Clifton Suspension Bridge
Clifton Observatory offered the ideal location to view the Clifton Suspension Bridge. There are not too many bridges that would make me stop to admire it but the Clifton Bridge is one of them. The bridge was opened in 1864 and consists of 3500 load bearing bolts and chains that go twenty miles underground.
Adrenaline junkies have used the bridge to do illegal bungee jumps. I am happy looking at the bridge from afar, much less risky and far more enjoyable I think! Be aware that the bridge is a forty-five-minute walk from the centre of Bristol.
I first heard about Pieminister through a travel vlog and their pies looked too good to miss. There are many Pieministers across the UK but its origins are in Bristol. Aside from the food, what I enjoyed most about Pieminister was the presentation of the pie.

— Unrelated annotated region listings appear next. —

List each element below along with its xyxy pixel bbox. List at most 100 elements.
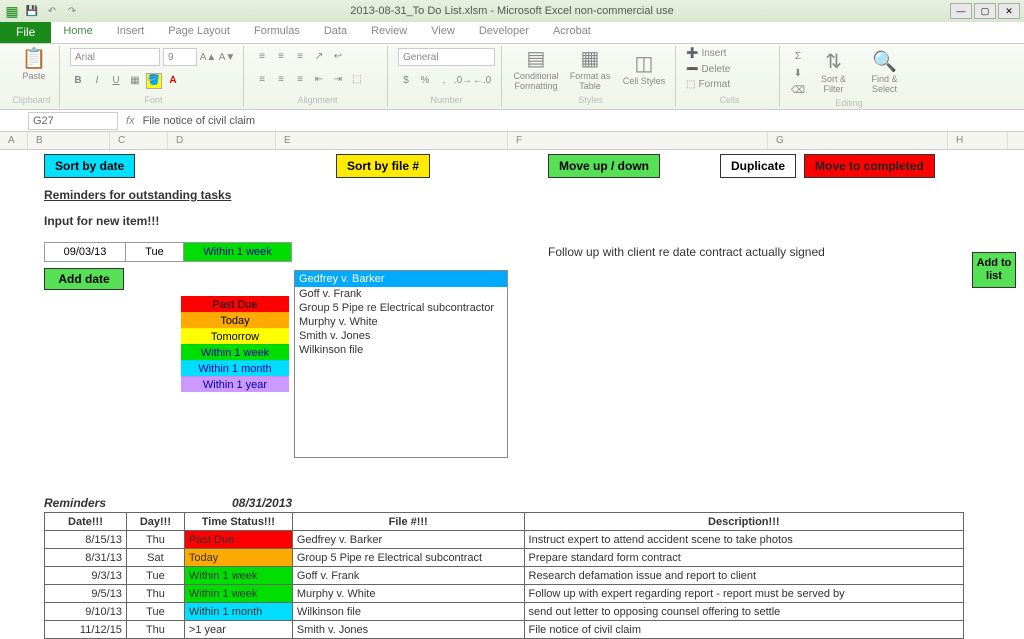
add-to-list-button[interactable]: Add to list bbox=[972, 252, 1016, 288]
grow-font-icon[interactable]: A▲ bbox=[200, 49, 216, 65]
comma-icon[interactable]: , bbox=[436, 73, 452, 89]
name-box[interactable]: G27 bbox=[28, 112, 118, 130]
duplicate-button[interactable]: Duplicate bbox=[720, 154, 796, 178]
formula-input[interactable]: File notice of civil claim bbox=[143, 115, 1024, 127]
clear-icon[interactable]: ⌫ bbox=[790, 82, 806, 98]
input-status-cell[interactable]: Within 1 week bbox=[184, 242, 292, 262]
font-size-select[interactable]: 9 bbox=[163, 48, 197, 66]
cell-day[interactable]: Tue bbox=[126, 567, 184, 585]
move-up-down-button[interactable]: Move up / down bbox=[548, 154, 660, 178]
cell-status[interactable]: Today bbox=[184, 549, 292, 567]
th-desc[interactable]: Description!!! bbox=[524, 513, 963, 531]
dropdown-selected[interactable]: Gedfrey v. Barker bbox=[295, 271, 507, 287]
delete-cells-button[interactable]: ➖ Delete bbox=[686, 64, 773, 75]
fill-icon[interactable]: ⬇ bbox=[790, 65, 806, 81]
align-mid-icon[interactable]: ≡ bbox=[273, 48, 289, 64]
dropdown-option[interactable]: Wilkinson file bbox=[295, 343, 507, 357]
align-bot-icon[interactable]: ≡ bbox=[292, 48, 308, 64]
cell-desc[interactable]: send out letter to opposing counsel offe… bbox=[524, 603, 963, 621]
orientation-icon[interactable]: ↗ bbox=[311, 48, 327, 64]
format-cells-button[interactable]: ⬚ Format bbox=[686, 79, 773, 90]
col-header-b[interactable]: B bbox=[28, 132, 110, 149]
cell-status[interactable]: Within 1 week bbox=[184, 567, 292, 585]
tab-insert[interactable]: Insert bbox=[105, 22, 157, 43]
tab-home[interactable]: Home bbox=[51, 22, 104, 43]
dropdown-option[interactable]: Group 5 Pipe re Electrical subcontractor bbox=[295, 301, 507, 315]
cell-desc[interactable]: Prepare standard form contract bbox=[524, 549, 963, 567]
input-date-cell[interactable]: 09/03/13 bbox=[44, 242, 126, 262]
dropdown-option[interactable]: Goff v. Frank bbox=[295, 287, 507, 301]
table-row[interactable]: 8/15/13ThuPast DueGedfrey v. BarkerInstr… bbox=[45, 531, 964, 549]
format-as-table-button[interactable]: ▦Format as Table bbox=[566, 48, 614, 92]
sort-filter-button[interactable]: ⇅Sort & Filter bbox=[810, 48, 857, 98]
align-top-icon[interactable]: ≡ bbox=[254, 48, 270, 64]
conditional-formatting-button[interactable]: ▤Conditional Formatting bbox=[512, 48, 560, 92]
cell-file[interactable]: Smith v. Jones bbox=[292, 621, 524, 639]
cell-day[interactable]: Thu bbox=[126, 621, 184, 639]
file-dropdown[interactable]: Gedfrey v. Barker Goff v. Frank Group 5 … bbox=[294, 270, 508, 458]
cell-file[interactable]: Group 5 Pipe re Electrical subcontract bbox=[292, 549, 524, 567]
underline-icon[interactable]: U bbox=[108, 73, 124, 89]
tab-review[interactable]: Review bbox=[359, 22, 419, 43]
cell-date[interactable]: 11/12/15 bbox=[45, 621, 127, 639]
cell-status[interactable]: >1 year bbox=[184, 621, 292, 639]
tab-developer[interactable]: Developer bbox=[467, 22, 541, 43]
border-icon[interactable]: ▦ bbox=[127, 73, 143, 89]
fx-icon[interactable]: fx bbox=[126, 115, 135, 127]
find-select-button[interactable]: 🔍Find & Select bbox=[861, 48, 908, 98]
th-date[interactable]: Date!!! bbox=[45, 513, 127, 531]
cell-file[interactable]: Goff v. Frank bbox=[292, 567, 524, 585]
fill-color-icon[interactable]: 🪣 bbox=[146, 73, 162, 89]
cell-status[interactable]: Within 1 month bbox=[184, 603, 292, 621]
th-day[interactable]: Day!!! bbox=[126, 513, 184, 531]
percent-icon[interactable]: % bbox=[417, 73, 433, 89]
th-file[interactable]: File #!!! bbox=[292, 513, 524, 531]
col-header-d[interactable]: D bbox=[168, 132, 276, 149]
undo-icon[interactable]: ↶ bbox=[44, 3, 60, 19]
indent-dec-icon[interactable]: ⇤ bbox=[311, 72, 327, 88]
add-date-button[interactable]: Add date bbox=[44, 268, 124, 290]
currency-icon[interactable]: $ bbox=[398, 73, 414, 89]
input-day-cell[interactable]: Tue bbox=[126, 242, 184, 262]
paste-button[interactable]: 📋Paste bbox=[10, 48, 58, 82]
cell-day[interactable]: Thu bbox=[126, 531, 184, 549]
tab-page-layout[interactable]: Page Layout bbox=[156, 22, 242, 43]
table-row[interactable]: 8/31/13SatTodayGroup 5 Pipe re Electrica… bbox=[45, 549, 964, 567]
font-name-select[interactable]: Arial bbox=[70, 48, 160, 66]
indent-inc-icon[interactable]: ⇥ bbox=[330, 72, 346, 88]
tab-view[interactable]: View bbox=[419, 22, 467, 43]
merge-icon[interactable]: ⬚ bbox=[349, 72, 365, 88]
input-followup-text[interactable]: Follow up with client re date contract a… bbox=[548, 245, 825, 259]
tab-acrobat[interactable]: Acrobat bbox=[541, 22, 603, 43]
cell-desc[interactable]: File notice of civil claim bbox=[524, 621, 963, 639]
align-center-icon[interactable]: ≡ bbox=[273, 72, 289, 88]
col-header-e[interactable]: E bbox=[276, 132, 508, 149]
number-format-select[interactable]: General bbox=[398, 48, 495, 66]
col-header-f[interactable]: F bbox=[508, 132, 768, 149]
cell-desc[interactable]: Instruct expert to attend accident scene… bbox=[524, 531, 963, 549]
table-row[interactable]: 9/3/13TueWithin 1 weekGoff v. FrankResea… bbox=[45, 567, 964, 585]
cell-file[interactable]: Wilkinson file bbox=[292, 603, 524, 621]
sort-by-date-button[interactable]: Sort by date bbox=[44, 154, 135, 178]
file-tab[interactable]: File bbox=[0, 22, 51, 43]
cell-date[interactable]: 9/10/13 bbox=[45, 603, 127, 621]
dec-inc-icon[interactable]: .0→ bbox=[455, 73, 471, 89]
col-header-h[interactable]: H bbox=[948, 132, 1008, 149]
col-header-c[interactable]: C bbox=[110, 132, 168, 149]
cell-file[interactable]: Gedfrey v. Barker bbox=[292, 531, 524, 549]
font-color-icon[interactable]: A bbox=[165, 73, 181, 89]
dropdown-option[interactable]: Smith v. Jones bbox=[295, 329, 507, 343]
shrink-font-icon[interactable]: A▼ bbox=[219, 49, 235, 65]
save-icon[interactable]: 💾 bbox=[24, 3, 40, 19]
cell-date[interactable]: 8/15/13 bbox=[45, 531, 127, 549]
cell-styles-button[interactable]: ◫Cell Styles bbox=[620, 48, 668, 92]
insert-cells-button[interactable]: ➕ Insert bbox=[686, 48, 773, 59]
cell-desc[interactable]: Research defamation issue and report to … bbox=[524, 567, 963, 585]
cell-date[interactable]: 8/31/13 bbox=[45, 549, 127, 567]
align-right-icon[interactable]: ≡ bbox=[292, 72, 308, 88]
table-row[interactable]: 9/10/13TueWithin 1 monthWilkinson filese… bbox=[45, 603, 964, 621]
tab-data[interactable]: Data bbox=[312, 22, 359, 43]
minimize-button[interactable]: — bbox=[950, 3, 972, 19]
dropdown-option[interactable]: Murphy v. White bbox=[295, 315, 507, 329]
bold-icon[interactable]: B bbox=[70, 73, 86, 89]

I ordered a Mothership meal deal consisting of a pie, mashed potato, mushy peas, cheddar and shallots. The pie is served on top of the sides. When you pour the gravy over the pie it will seep down to surround the pie, making it look as though the pie is king of the plate. A pie has never looked so good. By the way, the pie I had was a Chicken of Aragon. Very fancy!
SS Great Britain
As a lover of old ships, I was drawn to visiting the SS Great Britain as soon as I read about it. The experience is a true exploration of the history of the ship and how it looks outside and inside. Placed in a dry dock, visitors are given the opportunity to walk around the hull of the ship with a thin layer of water cleverly floating in a ceiling above.
On board the ship, visitors can climb to the top of one of the masts providing an insight into the life of a real sailor. Not something I personally did but I can see the appeal.
Aerospace – Concorde
Remember that wish I mentioned earlier? Well here is where I fulfilled it. When I was younger I hoped that one day I would be able to fly on Concorde. Now, unfortunately, I can’t actually do that anymore but I did the next best thing. At the Aerospace centre, I went aboard the last Concorde to ever fly.
Seeing Concorde up close was better than I ever imagined. The planes aerodynamic design just makes it look so cool. It was ahead of its time and still looks like it. During a tour, the overwhelming feeling I got was that Concorde has such an enduring appeal. Young and old, including me, are drawn to Concorde as if it is a celebrity or a famous work of art. It really is something to admire and it is such a shame that its days in the air are over.
One fact I learnt that captured my imagination related to how high Concorde flew. Through the planes smaller windows all you could see were the clouds far below and the darkness of space above. I never knew Concorde flew that high.
What else could you want?
What I managed to explore in two days at Bristol surprised me. In addition, one morning I did a walk of the Upfest festival where I learnt about street art. How I fitted this in I do not know.
The variety of what you can do in Bristol has no limits. You can learn about street art, eat crafty eggs, feast on an epic pie, climb up a mast, walk across a world-famous bridge and set foot inside the worlds only supersonic commercial plane. If none of these is good enough reason to visit Bristol then nothing else is.